Kembali ke soal film.
Sebenarnya sudah pernah ada film Indonesia yang berbahasa Jawa (Malang), judulnya "Punk In Love" (2009). Film ini asyik-asyik saja sambutannya walau dialognya pakai bahasa Jawa kasar khas anak jalanan. Karena begitulah adanya anak punk. "Jancok", "taek" adalah bahasa keseharian mereka. Nggak cocok kalau dialognya pakai bahasa Indonesia dan sopan. Apalagi kalau pakai istilah ukhti' dan akhi. Itu bukan anak Punk, tapi Remaja Masjid.
Sudahlah, film Indonesia dengan dialog bahasa Jawa itu bukan masalah. Lha wong kita kalau nonton film Hollywood, Bollywood, atau drama Korea juga memahami dialognya lewat subtitle-nya. Kenapa sekarang jadi reseh mempersoalkan bahasa.

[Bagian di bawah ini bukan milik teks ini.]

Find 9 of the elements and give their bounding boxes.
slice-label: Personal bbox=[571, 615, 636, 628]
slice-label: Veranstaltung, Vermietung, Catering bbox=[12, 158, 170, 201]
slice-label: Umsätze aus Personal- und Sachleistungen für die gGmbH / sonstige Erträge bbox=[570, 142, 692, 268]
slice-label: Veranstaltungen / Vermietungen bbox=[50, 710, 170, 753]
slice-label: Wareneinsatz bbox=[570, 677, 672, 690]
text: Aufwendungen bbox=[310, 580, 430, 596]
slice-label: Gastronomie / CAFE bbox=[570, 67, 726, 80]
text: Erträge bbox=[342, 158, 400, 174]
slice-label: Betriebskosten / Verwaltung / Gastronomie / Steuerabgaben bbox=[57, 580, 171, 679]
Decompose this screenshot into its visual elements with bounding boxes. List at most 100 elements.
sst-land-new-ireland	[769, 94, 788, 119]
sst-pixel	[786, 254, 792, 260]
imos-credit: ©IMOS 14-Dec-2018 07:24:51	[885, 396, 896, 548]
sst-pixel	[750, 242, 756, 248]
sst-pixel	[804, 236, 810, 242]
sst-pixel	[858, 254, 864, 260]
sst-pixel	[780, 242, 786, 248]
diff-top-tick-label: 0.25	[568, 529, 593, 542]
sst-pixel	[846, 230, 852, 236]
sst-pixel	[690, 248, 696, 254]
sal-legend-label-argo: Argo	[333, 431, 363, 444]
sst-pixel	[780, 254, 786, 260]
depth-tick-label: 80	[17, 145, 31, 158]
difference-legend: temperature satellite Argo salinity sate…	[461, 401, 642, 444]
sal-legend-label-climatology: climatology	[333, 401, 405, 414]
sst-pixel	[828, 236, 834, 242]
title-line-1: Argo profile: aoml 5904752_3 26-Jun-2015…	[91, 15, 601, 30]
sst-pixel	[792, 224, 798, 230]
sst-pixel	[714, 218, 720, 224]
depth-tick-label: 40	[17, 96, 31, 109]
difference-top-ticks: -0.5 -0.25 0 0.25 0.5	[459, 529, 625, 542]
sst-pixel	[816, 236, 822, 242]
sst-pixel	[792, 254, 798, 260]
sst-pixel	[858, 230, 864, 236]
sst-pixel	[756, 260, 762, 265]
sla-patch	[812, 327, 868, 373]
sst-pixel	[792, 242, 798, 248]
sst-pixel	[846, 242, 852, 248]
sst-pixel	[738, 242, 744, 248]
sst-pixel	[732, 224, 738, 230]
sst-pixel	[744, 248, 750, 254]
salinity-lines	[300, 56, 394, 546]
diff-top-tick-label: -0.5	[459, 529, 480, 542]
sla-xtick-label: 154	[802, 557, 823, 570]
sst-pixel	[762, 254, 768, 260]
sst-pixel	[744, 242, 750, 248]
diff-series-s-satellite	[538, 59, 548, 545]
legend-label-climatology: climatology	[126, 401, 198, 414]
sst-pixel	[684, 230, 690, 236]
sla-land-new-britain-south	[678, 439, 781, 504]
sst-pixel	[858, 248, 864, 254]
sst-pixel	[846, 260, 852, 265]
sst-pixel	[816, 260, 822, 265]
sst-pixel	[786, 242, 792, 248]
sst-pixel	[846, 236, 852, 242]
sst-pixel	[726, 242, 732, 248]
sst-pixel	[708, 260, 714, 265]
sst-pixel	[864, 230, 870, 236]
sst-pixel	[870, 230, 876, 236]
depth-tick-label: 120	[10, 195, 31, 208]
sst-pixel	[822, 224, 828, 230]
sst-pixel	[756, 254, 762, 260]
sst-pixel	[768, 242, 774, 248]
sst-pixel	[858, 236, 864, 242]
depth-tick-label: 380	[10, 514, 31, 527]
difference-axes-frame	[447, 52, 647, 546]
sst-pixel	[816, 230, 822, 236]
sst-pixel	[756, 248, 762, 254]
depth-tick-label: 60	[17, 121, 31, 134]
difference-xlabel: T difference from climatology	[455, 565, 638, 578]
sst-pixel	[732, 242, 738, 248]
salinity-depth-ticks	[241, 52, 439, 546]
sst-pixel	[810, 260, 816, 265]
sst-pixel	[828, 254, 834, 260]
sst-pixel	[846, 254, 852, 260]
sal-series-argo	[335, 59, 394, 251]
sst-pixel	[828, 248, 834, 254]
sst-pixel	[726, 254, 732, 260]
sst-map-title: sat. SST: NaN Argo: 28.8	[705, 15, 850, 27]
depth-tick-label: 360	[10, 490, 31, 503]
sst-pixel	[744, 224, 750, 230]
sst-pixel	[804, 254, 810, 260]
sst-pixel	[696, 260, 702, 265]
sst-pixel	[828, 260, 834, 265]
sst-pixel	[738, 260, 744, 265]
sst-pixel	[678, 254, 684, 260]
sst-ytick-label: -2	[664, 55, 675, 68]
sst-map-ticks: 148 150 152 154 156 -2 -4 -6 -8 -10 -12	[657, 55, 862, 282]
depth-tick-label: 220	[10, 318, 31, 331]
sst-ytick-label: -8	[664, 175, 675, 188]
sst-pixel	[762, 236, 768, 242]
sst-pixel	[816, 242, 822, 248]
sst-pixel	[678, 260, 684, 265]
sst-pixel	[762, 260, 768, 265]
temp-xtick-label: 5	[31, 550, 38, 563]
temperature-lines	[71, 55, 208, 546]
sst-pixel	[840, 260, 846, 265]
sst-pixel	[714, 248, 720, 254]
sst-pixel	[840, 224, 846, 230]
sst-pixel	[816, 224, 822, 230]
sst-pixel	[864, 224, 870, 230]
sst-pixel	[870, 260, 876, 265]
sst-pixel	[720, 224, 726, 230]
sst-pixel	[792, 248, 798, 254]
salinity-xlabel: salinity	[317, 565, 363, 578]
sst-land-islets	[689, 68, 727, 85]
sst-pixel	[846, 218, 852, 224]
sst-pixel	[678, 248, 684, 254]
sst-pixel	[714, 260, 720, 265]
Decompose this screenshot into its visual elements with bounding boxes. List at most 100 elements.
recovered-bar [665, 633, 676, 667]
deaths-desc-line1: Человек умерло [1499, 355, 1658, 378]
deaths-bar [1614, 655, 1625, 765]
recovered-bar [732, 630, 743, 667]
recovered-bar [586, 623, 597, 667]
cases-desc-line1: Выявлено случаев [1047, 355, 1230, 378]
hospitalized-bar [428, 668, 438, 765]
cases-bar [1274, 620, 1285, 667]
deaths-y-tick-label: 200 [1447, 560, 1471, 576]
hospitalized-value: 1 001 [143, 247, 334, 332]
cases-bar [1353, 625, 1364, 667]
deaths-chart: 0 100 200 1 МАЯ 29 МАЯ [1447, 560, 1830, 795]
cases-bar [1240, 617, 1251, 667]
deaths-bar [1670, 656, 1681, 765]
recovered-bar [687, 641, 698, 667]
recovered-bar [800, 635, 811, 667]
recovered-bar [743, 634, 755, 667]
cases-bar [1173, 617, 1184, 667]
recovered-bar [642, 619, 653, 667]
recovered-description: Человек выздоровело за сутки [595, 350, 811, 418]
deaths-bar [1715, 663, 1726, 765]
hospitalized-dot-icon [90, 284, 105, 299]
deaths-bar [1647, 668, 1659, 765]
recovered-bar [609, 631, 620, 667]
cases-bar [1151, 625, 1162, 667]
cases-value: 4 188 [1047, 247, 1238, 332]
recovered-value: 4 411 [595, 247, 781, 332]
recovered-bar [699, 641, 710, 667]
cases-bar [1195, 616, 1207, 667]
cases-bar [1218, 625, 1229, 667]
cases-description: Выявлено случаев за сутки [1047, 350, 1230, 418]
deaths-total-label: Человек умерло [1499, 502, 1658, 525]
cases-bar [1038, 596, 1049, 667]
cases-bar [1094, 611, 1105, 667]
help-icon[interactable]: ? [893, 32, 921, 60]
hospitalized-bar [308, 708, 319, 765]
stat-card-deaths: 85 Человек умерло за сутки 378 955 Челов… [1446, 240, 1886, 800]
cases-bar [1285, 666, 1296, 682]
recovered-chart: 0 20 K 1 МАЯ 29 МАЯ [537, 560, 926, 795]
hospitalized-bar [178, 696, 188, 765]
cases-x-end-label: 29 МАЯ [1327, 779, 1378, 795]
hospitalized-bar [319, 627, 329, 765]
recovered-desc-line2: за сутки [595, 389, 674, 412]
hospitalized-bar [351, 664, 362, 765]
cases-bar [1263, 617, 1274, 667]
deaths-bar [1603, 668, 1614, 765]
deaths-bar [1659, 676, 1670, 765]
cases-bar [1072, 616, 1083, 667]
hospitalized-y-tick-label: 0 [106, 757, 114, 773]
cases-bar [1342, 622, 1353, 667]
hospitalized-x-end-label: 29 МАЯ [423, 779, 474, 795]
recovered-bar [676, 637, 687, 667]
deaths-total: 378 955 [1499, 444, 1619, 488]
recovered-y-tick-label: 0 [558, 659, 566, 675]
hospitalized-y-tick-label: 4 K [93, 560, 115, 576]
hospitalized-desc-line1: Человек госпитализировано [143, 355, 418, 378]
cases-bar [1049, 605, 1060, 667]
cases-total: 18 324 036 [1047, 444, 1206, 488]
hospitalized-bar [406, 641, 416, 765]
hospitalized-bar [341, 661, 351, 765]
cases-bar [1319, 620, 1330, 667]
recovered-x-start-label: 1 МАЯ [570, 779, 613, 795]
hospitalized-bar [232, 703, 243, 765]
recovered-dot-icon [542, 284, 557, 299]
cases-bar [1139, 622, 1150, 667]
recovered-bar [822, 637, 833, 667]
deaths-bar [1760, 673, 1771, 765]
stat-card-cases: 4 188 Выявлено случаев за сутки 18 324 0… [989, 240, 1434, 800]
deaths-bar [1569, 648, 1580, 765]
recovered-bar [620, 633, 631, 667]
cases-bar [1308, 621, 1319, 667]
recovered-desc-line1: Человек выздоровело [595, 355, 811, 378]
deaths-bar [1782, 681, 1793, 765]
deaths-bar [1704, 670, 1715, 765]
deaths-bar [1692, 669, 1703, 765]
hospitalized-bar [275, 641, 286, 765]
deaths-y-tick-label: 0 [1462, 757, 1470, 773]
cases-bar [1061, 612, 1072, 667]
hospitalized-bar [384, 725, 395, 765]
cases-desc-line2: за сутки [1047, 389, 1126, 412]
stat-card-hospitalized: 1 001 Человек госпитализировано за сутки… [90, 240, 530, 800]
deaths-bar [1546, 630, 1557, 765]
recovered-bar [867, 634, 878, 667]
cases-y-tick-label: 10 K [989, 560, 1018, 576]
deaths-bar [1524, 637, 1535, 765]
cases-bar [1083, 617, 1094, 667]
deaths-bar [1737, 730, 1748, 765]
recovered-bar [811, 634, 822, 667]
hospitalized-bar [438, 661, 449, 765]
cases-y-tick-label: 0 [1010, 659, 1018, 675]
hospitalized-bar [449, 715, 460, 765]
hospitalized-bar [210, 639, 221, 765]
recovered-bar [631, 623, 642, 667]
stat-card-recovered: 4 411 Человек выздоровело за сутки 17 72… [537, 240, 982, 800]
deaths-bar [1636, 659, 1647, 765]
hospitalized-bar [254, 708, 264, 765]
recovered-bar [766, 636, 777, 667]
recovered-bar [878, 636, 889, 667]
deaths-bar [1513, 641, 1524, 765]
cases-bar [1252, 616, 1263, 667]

Kesimpulannya, film "Yowis Ben" menggunakan bahasa Jawa bukan karena sok Jowo, bukan rasis. Ini soal ekspresi cinta pada budaya sendiri. Dan tentu saja film ini bukan untuk tontonan babu. Jangan ikutan mem-bully kalau nggak paham maksudnya. Kadang orang yang ndlahom (atau tidak) itu terlihat dari kehidupan medsosnya. Orang yang suka mem-bully biasanya nggak kreatif. Isone cuman nyangkem all the way.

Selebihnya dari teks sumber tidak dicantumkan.